A corollary may be that vertical specialists will have higher success rates in these late-adopting industries because their greater complexity requires specialized applications that only industry experts can build and explain. Many of these applications with require tight integration with industry operational systems, such as ticketing in travel, call details in telecommunications, and medical records in health care. B2B might seem an exception but that’s only because its specialized systems are marketing automation and sales automation, which are very familiar to many marketing technologists.
In any event, if the correlation between CDP adoption and buying cycle complexity is valid, it's a useful tool for assessing how easily CDP vendors can penetrate new marketers. That is surely a helpful thing to have.
What Next?
While industry history is interesting, the question everyone really cares about is, What happens next? That CDP vendors will continue to expand their footprint is obvious. So is growth into new industries. Less clear is whether stand-alone CDPs will continue to thrive or “CDP inside” solutions will take over.
We are in fact already seeing a movement in the “CDP inside” direction. Leaders include the big marketing clouds and narrower vendors with roots in email and Web site personalization. Acquisitions are one sign that companies are expanding their capabilities and, sure enough, last year saw CDP acquisitions including Datorama, Treasure Data, and several smaller companies (Marketing G2, Datatrics, and Audiens).

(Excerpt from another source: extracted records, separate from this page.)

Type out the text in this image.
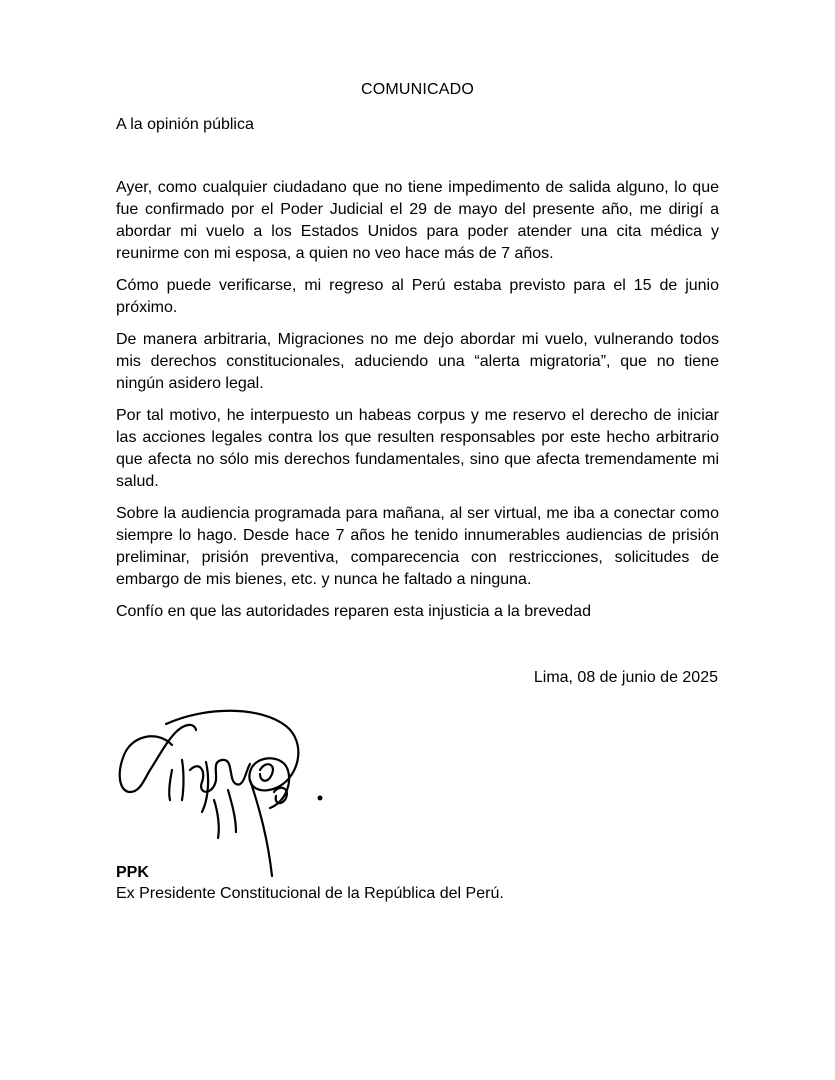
COMUNICADO
A la opinión pública

Ayer, como cualquier ciudadano que no tiene impedimento de salida alguno, lo que fue confirmado por el Poder Judicial el 29 de mayo del presente año, me dirigí a abordar mi vuelo a los Estados Unidos para poder atender una cita médica y reunirme con mi esposa, a quien no veo hace más de 7 años.

Cómo puede verificarse, mi regreso al Perú estaba previsto para el 15 de junio próximo.

De manera arbitraria, Migraciones no me dejo abordar mi vuelo, vulnerando todos mis derechos constitucionales, aduciendo una “alerta migratoria”, que no tiene ningún asidero legal.

Por tal motivo, he interpuesto un habeas corpus y me reservo el derecho de iniciar las acciones legales contra los que resulten responsables por este hecho arbitrario que afecta no sólo mis derechos fundamentales, sino que afecta tremendamente mi salud.

Sobre la audiencia programada para mañana, al ser virtual, me iba a conectar como siempre lo hago. Desde hace 7 años he tenido innumerables audiencias de prisión preliminar, prisión preventiva, comparecencia con restricciones, solicitudes de embargo de mis bienes, etc. y nunca he faltado a ninguna.

Confío en que las autoridades reparen esta injusticia a la brevedad

Lima, 08 de junio de 2025
PPK
Ex Presidente Constitucional de la República del Perú.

So the best bet is that the CDP market will follow the same pattern as other markets, with best-of-breed products slowly replaced by integrated solutions, starting in the mid-market and working up into larger enterprises. At the very high end, CDPs with advanced data management technology may survive and even grow in the short term, but they’ll ultimately be pushed into a corner with dwindling market share. Some other vendors may carve out niches in data connectivity, identity resolution, or other specialized functions within the CDP stack. At the other extreme, vendors with broad functions might find success as integrated solutions, especially if they are specialists in a particular industry. The hardest position to maintain will be a data-focused CDP serving mid-size companies: those firms will face increasingly compelling competition from broad-scope vendors who offer a CDP as part of a larger product.

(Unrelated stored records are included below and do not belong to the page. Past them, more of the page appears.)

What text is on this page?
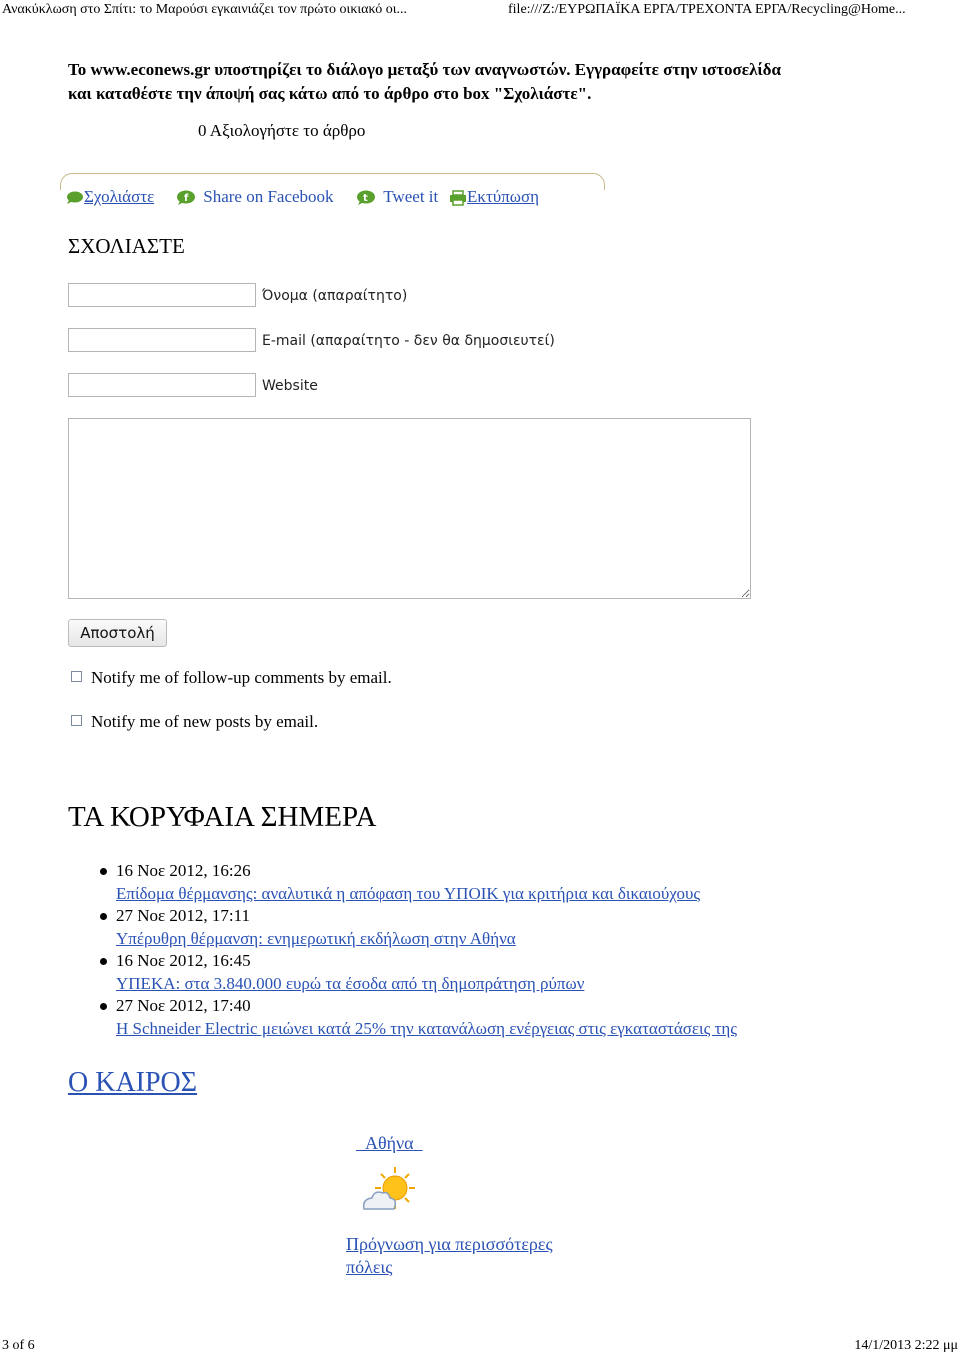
Ανακύκλωση στο Σπίτι: το Μαρούσι εγκαινιάζει τον πρώτο οικιακό οι...	file:///Z:/ΕΥΡΩΠΑΪΚΑ ΕΡΓΑ/ΤΡΕΧΟΝΤΑ ΕΡΓΑ/Recycling@Home...
To www.econews.gr υποστηρίζει το διάλογο μεταξύ των αναγνωστών. Εγγραφείτε στην ιστοσελίδα
και καταθέστε την άποψή σας κάτω από το άρθρο στο box "Σχολιάστε".
0 Αξιολογήστε το άρθρο
Σχολιάστε	f Share on Facebook	t Tweet it	Εκτύπωση
ΣΧΟΛΙΑΣΤΕ
Όνομα (απαραίτητο)
E-mail (απαραίτητο - δεν θα δημοσιευτεί)
Website
Αποστολή
Notify me of follow-up comments by email.
Notify me of new posts by email.
ΤΑ ΚΟΡΥΦΑΙΑ ΣΗΜΕΡΑ
16 Νοε 2012, 16:26
Επίδομα θέρμανσης: αναλυτικά η απόφαση του ΥΠΟΙΚ για κριτήρια και δικαιούχους
27 Νοε 2012, 17:11
Υπέρυθρη θέρμανση: ενημερωτική εκδήλωση στην Αθήνα
16 Νοε 2012, 16:45
ΥΠΕΚΑ: στα 3.840.000 ευρώ τα έσοδα από τη δημοπράτηση ρύπων
27 Νοε 2012, 17:40
Η Schneider Electric μειώνει κατά 25% την κατανάλωση ενέργειας στις εγκαταστάσεις της
Ο ΚΑΙΡΟΣ
Αθήνα
Πρόγνωση για περισσότερες
πόλεις
3 of 6	14/1/2013 2:22 μμ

Whether this is good or bad news depends on where you sit. Late-to-market CDP vendors, especially data-focused firms lacking special technology, may find the window of opportunity has already shut. Companies with broad functions that are adding CDP features shouldn’t have a problem, although they may need to talk more about their applications and less about their internal CDP.
Buyers, on the other hand, stand to benefit from a wider range of systems that offer the core CDP benefits of unified, shareable customer data. What the CDP industry has accomplished is to establish the need for a unified, open customer database as a central component of every company’s marketing technology architecture. Marketers – and others who use customer data – must insist on solutions that fully meet that need in terms of ingesting data from all sources, retaining full detail, and making thr results accessible to all external systems. Ensuring that solutions meet those conditions isn't easy: it’s hard for even experienced technology buyers to understand what different systems really do. Yet buyers have no choice but to be thorough in their evaluation processes: at most companies today, a proper CDP is a foundation for business success.